There's a Mommy Club that we moms-by-adoption simply aren't a part of.  The Club emerges when conversations turn away from the basics (names of children, ages, funny stories, quirks, developmental milestones) an to the moms:  childbirth, breastfeeding, who the child looks like, etc.  Usually these do not bother me, but sometimes I'm just not in the mood.  No one likes feeling left out, isolated, or othered.  Though most mommies are perfectly nice, supportive, kind, encouraging people, their mommy-boasting can get under our skin, reminding us that we are different.  

3:  The school. 

The school presents similar problems to the medical office.  Forms and school projects can be particularly unnerving.  School projects involving family trees, timelines (like draw and label five significant events from your life), and family photos can present extra challenges for kids and their parents.  Some schools even present forms to parents asking if the parent is a biological parent, guardian, foster parent, or adoptive parent, even asking similar things about the child, outright asking on the form, "Adopted?" Of course, some information is relevant.   

Oftentimes, all of these awkward-uncomfortable-frustrating situations occur due to lack of education.  This is not be excusing people who are rude and intrusive.  There's a difference between ignorance and nosiness.   

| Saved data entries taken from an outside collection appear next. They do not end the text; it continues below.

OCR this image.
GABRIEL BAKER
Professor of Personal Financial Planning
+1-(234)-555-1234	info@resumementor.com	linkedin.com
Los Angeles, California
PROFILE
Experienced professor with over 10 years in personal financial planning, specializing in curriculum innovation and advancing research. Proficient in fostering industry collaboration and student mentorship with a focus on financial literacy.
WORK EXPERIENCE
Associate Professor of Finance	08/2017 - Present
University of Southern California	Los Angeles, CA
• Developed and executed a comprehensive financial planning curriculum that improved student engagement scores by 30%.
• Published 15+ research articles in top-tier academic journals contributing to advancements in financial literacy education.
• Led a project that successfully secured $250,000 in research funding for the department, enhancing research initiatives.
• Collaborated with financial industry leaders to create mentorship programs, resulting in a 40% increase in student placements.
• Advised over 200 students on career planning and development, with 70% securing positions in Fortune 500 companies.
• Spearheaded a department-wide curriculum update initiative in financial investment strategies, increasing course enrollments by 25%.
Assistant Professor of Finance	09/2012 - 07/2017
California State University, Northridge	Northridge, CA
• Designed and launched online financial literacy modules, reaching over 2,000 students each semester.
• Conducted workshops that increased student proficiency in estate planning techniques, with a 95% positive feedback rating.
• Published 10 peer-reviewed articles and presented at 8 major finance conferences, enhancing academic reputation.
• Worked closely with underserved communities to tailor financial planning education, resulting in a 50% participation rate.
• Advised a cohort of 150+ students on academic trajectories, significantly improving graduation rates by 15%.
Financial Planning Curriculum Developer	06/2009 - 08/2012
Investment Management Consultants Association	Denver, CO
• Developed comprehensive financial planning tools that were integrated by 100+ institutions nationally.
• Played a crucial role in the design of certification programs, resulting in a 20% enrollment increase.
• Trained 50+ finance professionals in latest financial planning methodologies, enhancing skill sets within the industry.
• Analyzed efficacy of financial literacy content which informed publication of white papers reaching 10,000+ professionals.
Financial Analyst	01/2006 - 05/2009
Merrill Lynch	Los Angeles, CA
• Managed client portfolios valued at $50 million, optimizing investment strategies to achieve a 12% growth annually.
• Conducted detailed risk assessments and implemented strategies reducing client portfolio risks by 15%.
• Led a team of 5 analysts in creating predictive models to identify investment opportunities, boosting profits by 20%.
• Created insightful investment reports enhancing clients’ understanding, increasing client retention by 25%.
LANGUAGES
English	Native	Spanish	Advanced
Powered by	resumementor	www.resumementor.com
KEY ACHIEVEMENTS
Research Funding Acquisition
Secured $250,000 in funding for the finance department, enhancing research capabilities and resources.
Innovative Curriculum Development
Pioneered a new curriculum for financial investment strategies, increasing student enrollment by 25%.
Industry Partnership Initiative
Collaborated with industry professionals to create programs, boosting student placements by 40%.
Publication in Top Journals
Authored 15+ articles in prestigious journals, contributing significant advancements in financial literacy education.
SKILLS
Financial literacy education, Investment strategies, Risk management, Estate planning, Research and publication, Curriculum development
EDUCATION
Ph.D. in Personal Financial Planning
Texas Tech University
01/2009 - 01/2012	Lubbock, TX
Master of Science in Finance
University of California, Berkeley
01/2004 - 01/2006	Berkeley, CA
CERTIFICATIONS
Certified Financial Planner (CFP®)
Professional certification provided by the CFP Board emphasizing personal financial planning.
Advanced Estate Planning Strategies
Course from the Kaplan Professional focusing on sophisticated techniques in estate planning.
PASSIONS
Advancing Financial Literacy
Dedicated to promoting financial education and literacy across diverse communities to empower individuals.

I want you to know that the longer you are a parent, the more confidence you will gain.  (I packed my education and experiences into my latest book:  for you!)  You'll have tried-and-true responses to some of these situations.  And if you feel so inclined, especially in situations where the problems involve someone who will have a long-standing relationship with your child (say his/her doctor or teacher), provide education.   Books, blog posts, articles.  And finally, remember to ALWAYS ALWAYS ALWAYS do what is best for your child, the adoptee.